Le traitement antiviral de référence pour le jury est l'association interféron pégylé et ribavirine. Deux schémas sont recommandés, mais à ce jour, seul l'interféron alpha-2b est disponible : 1) peg IFN alpha-2b (1,5μg/kg/semaine) + ribavirine 800 mg/j en dessous de 65 kg, 1 000 mg entre 65 et 85 kg et 1 200 mg au-delà. 2) pegIFN alpha-2a (180μg/semaine) + ribavirine dont la posologie est adaptée en fonction du poids. La durée du traitement est fonction du génotype : 48 semaines pour les génotypes 1 en cas de réduction de plus de 2 log de la charge virale initiale à la douzième semaine, en cas de non-réponse, le traitement peut-être arrêté, la probabilité d'obtenir une réponse virologique prolongée étant très faible ; 24 semaines pour les génotypes 2 et 3 plus sensibles au traitement dans l'attente des résultats des études en cours ; pour le génotype 4, 5 et 6, un traitement de 48 semaines doit être évalué sur un mode bénéfice/risque. La bithérapie pegIFN + ribavirine est indiquée pour les patients n'ayant jamais été traités, les patients coïnfectés VHC et VIH, les patients rechuteurs après monothérapie par interféron seul. Des études sont en cours afin d'évaluer la dose et la durée optimales de l'interféron pégylé et de la ribavirine. Par ailleurs, d'autres associations sont à l'étude.

Le suivi : prendre en charge le malade dans sa globalité

La surveillance des malades traités a deux objectifs : assurer des consultations spécialisées régulières mais aussi un accompagnement de proximité avec des consultations au moins mensuelles par le médecin généraliste. L'évaluation de l'efficacité du traitement repose sur les critères biochimiques (transaminases) et surtout virologiques. L'absence d'ARN viral détectable six mois après l'arrêt du traitement caractérise la réponse virologique prolongée qui correspond dans la très grande majorité des cas à une guérison définitive. La tolérance au traitement sera bien entendu appréciée compte tenu des effets secondaires des antiviraux.
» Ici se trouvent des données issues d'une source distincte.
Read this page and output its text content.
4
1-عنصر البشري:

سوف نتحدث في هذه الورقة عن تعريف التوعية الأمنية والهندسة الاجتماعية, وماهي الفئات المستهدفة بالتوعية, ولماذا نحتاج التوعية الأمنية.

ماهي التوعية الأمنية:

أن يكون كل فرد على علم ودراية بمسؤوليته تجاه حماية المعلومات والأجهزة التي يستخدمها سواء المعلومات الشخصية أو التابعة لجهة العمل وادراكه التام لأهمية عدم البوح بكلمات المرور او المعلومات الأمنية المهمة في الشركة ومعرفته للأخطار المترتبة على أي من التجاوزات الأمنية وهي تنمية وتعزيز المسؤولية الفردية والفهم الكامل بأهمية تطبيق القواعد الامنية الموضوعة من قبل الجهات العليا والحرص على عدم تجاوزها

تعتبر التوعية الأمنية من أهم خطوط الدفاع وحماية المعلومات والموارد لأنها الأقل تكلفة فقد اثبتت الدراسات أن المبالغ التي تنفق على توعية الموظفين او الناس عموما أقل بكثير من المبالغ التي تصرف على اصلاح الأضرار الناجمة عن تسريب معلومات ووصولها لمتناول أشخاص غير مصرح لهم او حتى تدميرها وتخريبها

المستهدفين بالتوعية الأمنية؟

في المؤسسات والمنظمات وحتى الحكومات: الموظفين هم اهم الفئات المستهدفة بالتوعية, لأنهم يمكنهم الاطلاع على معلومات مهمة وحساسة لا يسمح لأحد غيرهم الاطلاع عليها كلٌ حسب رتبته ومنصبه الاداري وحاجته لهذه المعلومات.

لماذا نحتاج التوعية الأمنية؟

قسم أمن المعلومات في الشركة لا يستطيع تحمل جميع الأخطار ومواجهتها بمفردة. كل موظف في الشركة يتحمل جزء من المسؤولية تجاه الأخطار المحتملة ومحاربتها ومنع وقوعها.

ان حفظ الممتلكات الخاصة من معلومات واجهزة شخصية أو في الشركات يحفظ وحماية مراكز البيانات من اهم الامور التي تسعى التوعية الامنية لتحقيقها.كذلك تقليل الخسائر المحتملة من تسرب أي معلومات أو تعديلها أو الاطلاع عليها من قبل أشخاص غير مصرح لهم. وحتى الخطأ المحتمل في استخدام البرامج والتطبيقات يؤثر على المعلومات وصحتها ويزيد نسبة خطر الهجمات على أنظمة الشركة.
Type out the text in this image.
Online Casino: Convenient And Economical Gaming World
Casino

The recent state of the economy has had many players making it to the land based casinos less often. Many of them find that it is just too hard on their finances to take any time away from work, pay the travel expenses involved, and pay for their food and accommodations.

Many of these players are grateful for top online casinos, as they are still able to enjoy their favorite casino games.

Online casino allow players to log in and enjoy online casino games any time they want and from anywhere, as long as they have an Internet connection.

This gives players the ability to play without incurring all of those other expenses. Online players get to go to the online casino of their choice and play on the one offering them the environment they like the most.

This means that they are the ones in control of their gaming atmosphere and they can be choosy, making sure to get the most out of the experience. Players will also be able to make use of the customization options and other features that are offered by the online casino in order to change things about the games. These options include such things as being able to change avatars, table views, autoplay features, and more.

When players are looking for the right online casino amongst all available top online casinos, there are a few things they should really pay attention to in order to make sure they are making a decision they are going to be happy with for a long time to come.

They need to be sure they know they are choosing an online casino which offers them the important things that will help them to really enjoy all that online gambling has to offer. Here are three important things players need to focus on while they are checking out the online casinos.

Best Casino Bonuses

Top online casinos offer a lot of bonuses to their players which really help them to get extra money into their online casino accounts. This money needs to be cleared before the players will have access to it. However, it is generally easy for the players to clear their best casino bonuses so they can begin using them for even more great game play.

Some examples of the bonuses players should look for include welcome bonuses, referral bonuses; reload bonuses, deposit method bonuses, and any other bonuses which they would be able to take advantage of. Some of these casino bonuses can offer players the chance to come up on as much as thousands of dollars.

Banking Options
La prévalence des malades infectés par le VHC en France est estimée à 1,1% avec des différences considérables en fonction des populations étudiées : 60% chez les sujets infectés par le VIH. On estime en France, même si elle n'est pas connue avec précision, que l'incidence annuelle des nouvelles contaminations serait de l'ordre de 5000 nouveaux patients par an.

Une modification des modes de contamination

Les actions de dépistage ont permis une augmentation significative de sujets dépistés, un pourcentage important de ces nouveaux malades présentent des hépatites chroniques minimes. Néanmoins, le nombre absolu de formes sévères actuellement prises en charge augmente : du fait de la forte proportion de malades ayant une contamination ancienne.Parallèlement, on observe une modiufication des modes de contamination avec une diminution progressive des cas associés à la transfusion et une augmentation des cas liés à la toxicomanie IV. Cela a une conséquence directe : l'augmentation de la prévalence du génotype 3 associé à une meilleure réponse au traitement. Le jury a clairement souligné l'importance de prendre en compte la qualité de vie des patients, le retentissement du traitement sur la vie familiale, sociale. La prise en charge du malade VHC doit se faire dans une démarche de réseaux où médecins généralistes, psychologues, gastro-entérologues et associations de malades travaillent ensemble. Le jury insiste sur la qualité de vie du patient, dimension importante à évaluer dans les différents essais thérapeutiques en cours et à venir. Le jury a indiqué qu'une partie des recommandations formulées sortent du cadre strict de l'AMM actuelle. Elles devront être revues en fonction des résultats des essais en cours.

Dr Sylvie LE GAC

D'après un entretien avec le Pr Eric Lerebours (Rouen).